🤖 AI Summary
Existing quadruped locomotion policies heavily rely on multi-stage knowledge distillation (e.g., teacher–student frameworks), requiring pre-trained teacher models and privileged information—resulting in low efficiency and poor transferability. Method: We propose the Unified Locomotion Transformer (ULT), the first single-stage, end-to-end Transformer architecture that jointly integrates privileged-information-guided policy learning, deep reinforcement learning, self-supervised next-state–action prediction, and behavioral cloning. ULT eliminates sequential distillation, instead co-optimizing a high-performance teacher policy and a lightweight student policy within one unified training objective. Contribution/Results: ULT enables zero-shot sim-to-real deployment without fine-tuning. Experiments demonstrate significantly reduced cross-domain transfer difficulty on complex terrains, achieving state-of-the-art generalization performance in both simulation and on real quadruped robots.
📝 Abstract
Quadrupeds have gained rapid advancement in their capability of traversing across complex terrains. The adoption of deep Reinforcement Learning (RL), transformers and various knowledge transfer techniques can greatly reduce the sim-to-real gap. However, the classical teacher-student framework commonly used in existing locomotion policies requires a pre-trained teacher and leverages the privilege information to guide the student policy. With the implementation of large-scale models in robotics controllers, especially transformers-based ones, this knowledge distillation technique starts to show its weakness in efficiency, due to the requirement of multiple supervised stages.
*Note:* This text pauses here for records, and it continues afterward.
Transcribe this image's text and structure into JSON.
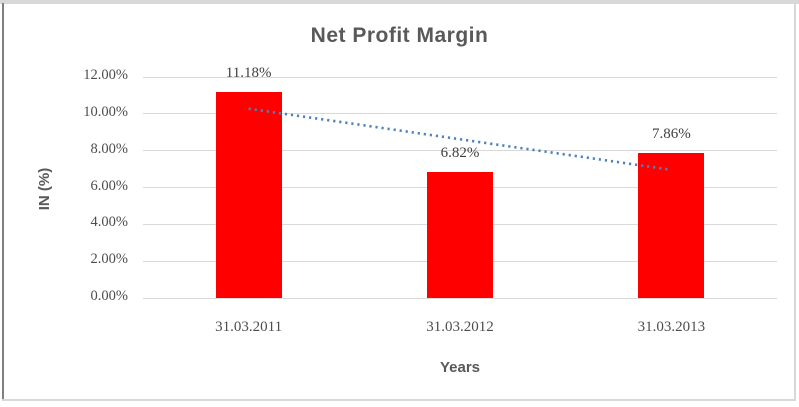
{
  "frame": {
    "top_edge_color": "#d8d8d8",
    "left_edge_color": "#7f7f7f",
    "right_edge_color": "#d8d8d8",
    "bottom_edge_color": "#d8d8d8",
    "background_color": "#ffffff"
  },
  "chart_data": {
    "type": "bar",
    "title": "Net Profit Margin",
    "xlabel": "Years",
    "ylabel": "IN (%)",
    "categories": [
      "31.03.2011",
      "31.03.2012",
      "31.03.2013"
    ],
    "values": [
      11.18,
      6.82,
      7.86
    ],
    "data_labels": [
      "11.18%",
      "6.82%",
      "7.86%"
    ],
    "ylim": [
      0,
      12
    ],
    "ytick_step": 2,
    "ytick_labels": [
      "0.00%",
      "2.00%",
      "4.00%",
      "6.00%",
      "8.00%",
      "10.00%",
      "12.00%"
    ],
    "grid": "horizontal",
    "legend": "none",
    "trendline": {
      "type": "linear",
      "style": "dotted",
      "start_value": 10.28,
      "end_value": 6.96,
      "color": "#4f81bd"
    },
    "colors": {
      "bar": "#ff0000",
      "gridline": "#d9d9d9",
      "title_text": "#595959",
      "axis_title_text": "#595959",
      "tick_label_text": "#4d4d4d",
      "data_label_text": "#404040"
    }
  }
}
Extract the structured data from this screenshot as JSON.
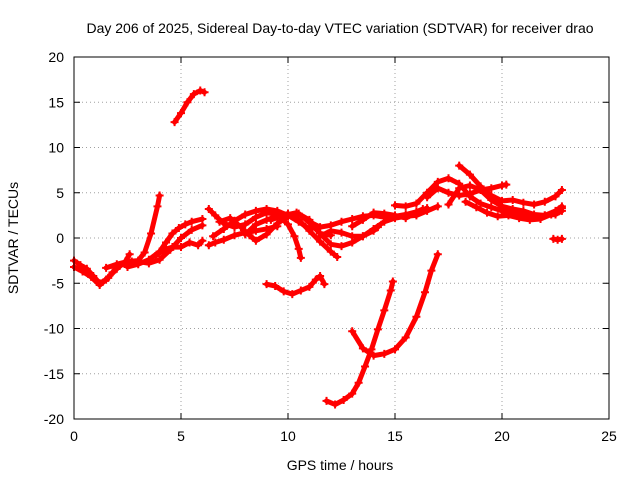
{
  "chart_data": {
    "type": "scatter",
    "title": "Day 206 of 2025, Sidereal Day-to-day VTEC variation (SDTVAR) for receiver drao",
    "xlabel": "GPS time / hours",
    "ylabel": "SDTVAR / TECUs",
    "xlim": [
      0,
      25
    ],
    "ylim": [
      -20,
      20
    ],
    "xticks": [
      0,
      5,
      10,
      15,
      20,
      25
    ],
    "yticks": [
      -20,
      -15,
      -10,
      -5,
      0,
      5,
      10,
      15,
      20
    ],
    "x_tick_labels": [
      "0",
      "5",
      "10",
      "15",
      "20",
      "25"
    ],
    "y_tick_labels": [
      "-20",
      "-15",
      "-10",
      "-5",
      "0",
      "5",
      "10",
      "15",
      "20"
    ],
    "grid": true,
    "marker": "plus",
    "color": "#ff0000",
    "series": [
      {
        "points": [
          [
            0,
            -2.5
          ],
          [
            0.3,
            -3
          ],
          [
            0.6,
            -3.4
          ],
          [
            0.9,
            -4.2
          ],
          [
            1.2,
            -5
          ],
          [
            1.5,
            -4.6
          ],
          [
            1.8,
            -3.8
          ],
          [
            2.1,
            -3.1
          ],
          [
            2.4,
            -2.8
          ],
          [
            2.7,
            -2.6
          ]
        ]
      },
      {
        "points": [
          [
            0,
            -3.2
          ],
          [
            0.4,
            -3.7
          ],
          [
            0.8,
            -4.3
          ],
          [
            1.2,
            -5.2
          ],
          [
            1.6,
            -4.4
          ],
          [
            2.0,
            -3.4
          ],
          [
            2.4,
            -2.6
          ],
          [
            2.6,
            -1.8
          ]
        ]
      },
      {
        "points": [
          [
            1.5,
            -3.3
          ],
          [
            2.0,
            -2.9
          ],
          [
            2.5,
            -2.6
          ],
          [
            3.0,
            -2.5
          ],
          [
            3.3,
            -1.6
          ],
          [
            3.6,
            0.5
          ],
          [
            3.9,
            3.5
          ],
          [
            4.0,
            4.7
          ]
        ]
      },
      {
        "points": [
          [
            2.5,
            -3.2
          ],
          [
            3.0,
            -2.9
          ],
          [
            3.5,
            -2.4
          ],
          [
            4.0,
            -1.5
          ],
          [
            4.3,
            -0.5
          ],
          [
            4.6,
            0.5
          ],
          [
            4.9,
            1.1
          ],
          [
            5.2,
            1.5
          ],
          [
            5.5,
            1.8
          ],
          [
            6.0,
            2.1
          ]
        ]
      },
      {
        "points": [
          [
            3.0,
            -2.6
          ],
          [
            3.5,
            -2.8
          ],
          [
            4.0,
            -2.4
          ],
          [
            4.5,
            -1.3
          ],
          [
            5.0,
            0
          ],
          [
            5.5,
            0.9
          ],
          [
            6.0,
            1.4
          ]
        ]
      },
      {
        "points": [
          [
            3.8,
            -2.0
          ],
          [
            4.2,
            -1.3
          ],
          [
            4.6,
            -1.0
          ],
          [
            5.0,
            -1.0
          ],
          [
            5.4,
            -0.5
          ],
          [
            5.8,
            -0.8
          ],
          [
            6.0,
            -0.3
          ]
        ]
      },
      {
        "points": [
          [
            4.7,
            12.8
          ],
          [
            5.0,
            13.8
          ],
          [
            5.3,
            15.0
          ],
          [
            5.6,
            15.9
          ],
          [
            5.9,
            16.3
          ],
          [
            6.1,
            16.1
          ]
        ]
      },
      {
        "points": [
          [
            6.3,
            -0.8
          ],
          [
            6.6,
            -0.5
          ],
          [
            7.0,
            -0.2
          ],
          [
            7.5,
            0.3
          ],
          [
            8.0,
            0.6
          ],
          [
            8.5,
            0.8
          ],
          [
            9.0,
            1.0
          ],
          [
            9.5,
            1.3
          ]
        ]
      },
      {
        "points": [
          [
            6.3,
            3.2
          ],
          [
            6.6,
            2.5
          ],
          [
            7.0,
            1.6
          ],
          [
            7.5,
            1.2
          ],
          [
            8.0,
            1.5
          ],
          [
            8.5,
            2.3
          ],
          [
            9.0,
            2.8
          ],
          [
            9.5,
            2.6
          ],
          [
            10.0,
            1.5
          ],
          [
            10.3,
            0.2
          ],
          [
            10.5,
            -1.2
          ],
          [
            10.6,
            -2.2
          ]
        ]
      },
      {
        "points": [
          [
            6.5,
            0.2
          ],
          [
            7.0,
            1.0
          ],
          [
            7.5,
            1.9
          ],
          [
            8.0,
            2.6
          ],
          [
            8.5,
            3.0
          ],
          [
            9.0,
            3.2
          ],
          [
            9.5,
            3.0
          ],
          [
            10.0,
            2.5
          ],
          [
            10.5,
            1.8
          ],
          [
            11.0,
            1.0
          ]
        ]
      },
      {
        "points": [
          [
            6.8,
            1.8
          ],
          [
            7.3,
            2.2
          ],
          [
            7.8,
            1.2
          ],
          [
            8.2,
            0.3
          ],
          [
            8.5,
            -0.3
          ],
          [
            9.0,
            0.4
          ],
          [
            9.5,
            1.6
          ],
          [
            10.0,
            2.4
          ],
          [
            10.5,
            2.7
          ],
          [
            11.0,
            1.7
          ],
          [
            11.5,
            0.5
          ],
          [
            12.0,
            0.3
          ]
        ]
      },
      {
        "points": [
          [
            8.0,
            0.4
          ],
          [
            8.5,
            1.5
          ],
          [
            9.0,
            2.0
          ],
          [
            9.5,
            2.4
          ],
          [
            10.0,
            2.7
          ],
          [
            10.5,
            2.0
          ],
          [
            11.0,
            0.8
          ],
          [
            11.5,
            -0.4
          ],
          [
            12.0,
            -1.5
          ],
          [
            12.3,
            -2.1
          ]
        ]
      },
      {
        "points": [
          [
            9.2,
            2.0
          ],
          [
            9.8,
            2.5
          ],
          [
            10.4,
            2.8
          ],
          [
            11.0,
            2.0
          ],
          [
            11.5,
            0.5
          ],
          [
            12.0,
            -0.7
          ],
          [
            12.5,
            -0.9
          ],
          [
            13.0,
            -0.5
          ],
          [
            13.5,
            0.2
          ],
          [
            14.0,
            0.8
          ],
          [
            14.2,
            1.2
          ]
        ]
      },
      {
        "points": [
          [
            11.5,
            0.2
          ],
          [
            12.0,
            0.8
          ],
          [
            12.5,
            0.6
          ],
          [
            13.0,
            0.2
          ],
          [
            13.5,
            0.2
          ],
          [
            14.0,
            1.0
          ],
          [
            14.5,
            1.8
          ],
          [
            15.0,
            2.2
          ],
          [
            15.5,
            2.4
          ],
          [
            16.0,
            2.5
          ],
          [
            16.5,
            3.0
          ],
          [
            17.0,
            3.5
          ]
        ]
      },
      {
        "points": [
          [
            11.0,
            1.8
          ],
          [
            11.5,
            1.2
          ],
          [
            12.0,
            1.4
          ],
          [
            12.5,
            1.8
          ],
          [
            13.0,
            2.1
          ],
          [
            13.5,
            2.4
          ],
          [
            14.0,
            2.5
          ],
          [
            14.5,
            2.3
          ],
          [
            15.0,
            2.4
          ],
          [
            15.5,
            2.6
          ],
          [
            16.0,
            2.9
          ],
          [
            16.3,
            3.2
          ]
        ]
      },
      {
        "points": [
          [
            13.0,
            1.3
          ],
          [
            13.5,
            2.0
          ],
          [
            14.0,
            2.8
          ],
          [
            14.5,
            2.7
          ],
          [
            15.0,
            2.5
          ],
          [
            15.5,
            2.2
          ],
          [
            16.0,
            2.8
          ],
          [
            16.5,
            3.3
          ]
        ]
      },
      {
        "points": [
          [
            15.0,
            3.6
          ],
          [
            15.5,
            3.5
          ],
          [
            16.0,
            3.8
          ],
          [
            16.5,
            5.0
          ],
          [
            17.0,
            6.2
          ],
          [
            17.5,
            6.6
          ],
          [
            18.0,
            6.0
          ],
          [
            18.5,
            4.6
          ],
          [
            19.0,
            3.8
          ],
          [
            19.5,
            3.4
          ],
          [
            20.0,
            3.0
          ],
          [
            20.5,
            2.8
          ],
          [
            21.0,
            2.5
          ],
          [
            21.5,
            2.3
          ],
          [
            22.0,
            2.5
          ],
          [
            22.5,
            3.0
          ],
          [
            22.8,
            3.5
          ]
        ]
      },
      {
        "points": [
          [
            16.5,
            4.5
          ],
          [
            17.0,
            5.5
          ],
          [
            17.5,
            5.0
          ],
          [
            18.0,
            4.7
          ],
          [
            18.5,
            4.9
          ],
          [
            19.0,
            5.3
          ],
          [
            19.5,
            5.5
          ],
          [
            20.0,
            5.8
          ],
          [
            20.2,
            5.9
          ]
        ]
      },
      {
        "points": [
          [
            17.5,
            3.7
          ],
          [
            18.0,
            5.5
          ],
          [
            18.5,
            5.8
          ],
          [
            19.0,
            5.3
          ],
          [
            19.5,
            4.2
          ],
          [
            20.0,
            3.5
          ],
          [
            20.5,
            3.2
          ],
          [
            21.0,
            3.0
          ],
          [
            21.5,
            2.6
          ],
          [
            22.0,
            2.5
          ],
          [
            22.5,
            2.6
          ],
          [
            22.8,
            3.0
          ]
        ]
      },
      {
        "points": [
          [
            18.0,
            8.0
          ],
          [
            18.5,
            7.0
          ],
          [
            19.0,
            5.7
          ],
          [
            19.5,
            4.7
          ],
          [
            20.0,
            4.1
          ],
          [
            20.5,
            4.2
          ],
          [
            21.0,
            3.9
          ],
          [
            21.5,
            3.7
          ],
          [
            22.0,
            4.0
          ],
          [
            22.5,
            4.6
          ],
          [
            22.8,
            5.3
          ]
        ]
      },
      {
        "points": [
          [
            18.3,
            4.0
          ],
          [
            18.8,
            3.4
          ],
          [
            19.3,
            2.8
          ],
          [
            19.8,
            2.4
          ],
          [
            20.3,
            2.5
          ],
          [
            20.8,
            2.2
          ],
          [
            21.3,
            2.0
          ],
          [
            21.8,
            2.1
          ],
          [
            22.3,
            2.6
          ],
          [
            22.8,
            3.3
          ]
        ]
      },
      {
        "points": [
          [
            22.4,
            -0.1
          ],
          [
            22.6,
            -0.2
          ],
          [
            22.8,
            -0.1
          ]
        ]
      },
      {
        "points": [
          [
            9.0,
            -5.1
          ],
          [
            9.4,
            -5.3
          ],
          [
            9.8,
            -5.9
          ],
          [
            10.2,
            -6.2
          ],
          [
            10.6,
            -5.8
          ],
          [
            11.0,
            -5.4
          ],
          [
            11.3,
            -4.6
          ],
          [
            11.5,
            -4.2
          ],
          [
            11.7,
            -5.1
          ]
        ]
      },
      {
        "points": [
          [
            11.8,
            -18.0
          ],
          [
            12.2,
            -18.4
          ],
          [
            12.6,
            -17.9
          ],
          [
            13.0,
            -17.2
          ],
          [
            13.3,
            -16.0
          ],
          [
            13.6,
            -14.2
          ],
          [
            13.9,
            -12.3
          ],
          [
            14.2,
            -10.1
          ],
          [
            14.5,
            -8.0
          ],
          [
            14.8,
            -5.8
          ],
          [
            14.9,
            -4.8
          ]
        ]
      },
      {
        "points": [
          [
            13.0,
            -10.3
          ],
          [
            13.5,
            -12.2
          ],
          [
            14.0,
            -13.0
          ],
          [
            14.5,
            -12.8
          ],
          [
            15.0,
            -12.3
          ],
          [
            15.5,
            -11.0
          ],
          [
            16.0,
            -8.7
          ],
          [
            16.4,
            -6.0
          ],
          [
            16.7,
            -3.6
          ],
          [
            17.0,
            -1.8
          ]
        ]
      }
    ]
  }
}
In this paper, we propose Unified Locomotion Transformer (ULT), a new transformer-based framework to unify the processes of knowledge transfer and policy optimization in a single network while still taking advantage of privilege information. The policies are optimized with reinforcement learning, next state-action prediction, and action imitation, all in just one training stage, to achieve zero-shot deployment. Evaluation results demonstrate that with ULT, optimal teacher and student policies can be obtained at the same time, greatly easing the difficulty in knowledge transfer, even with complex transformer-based models.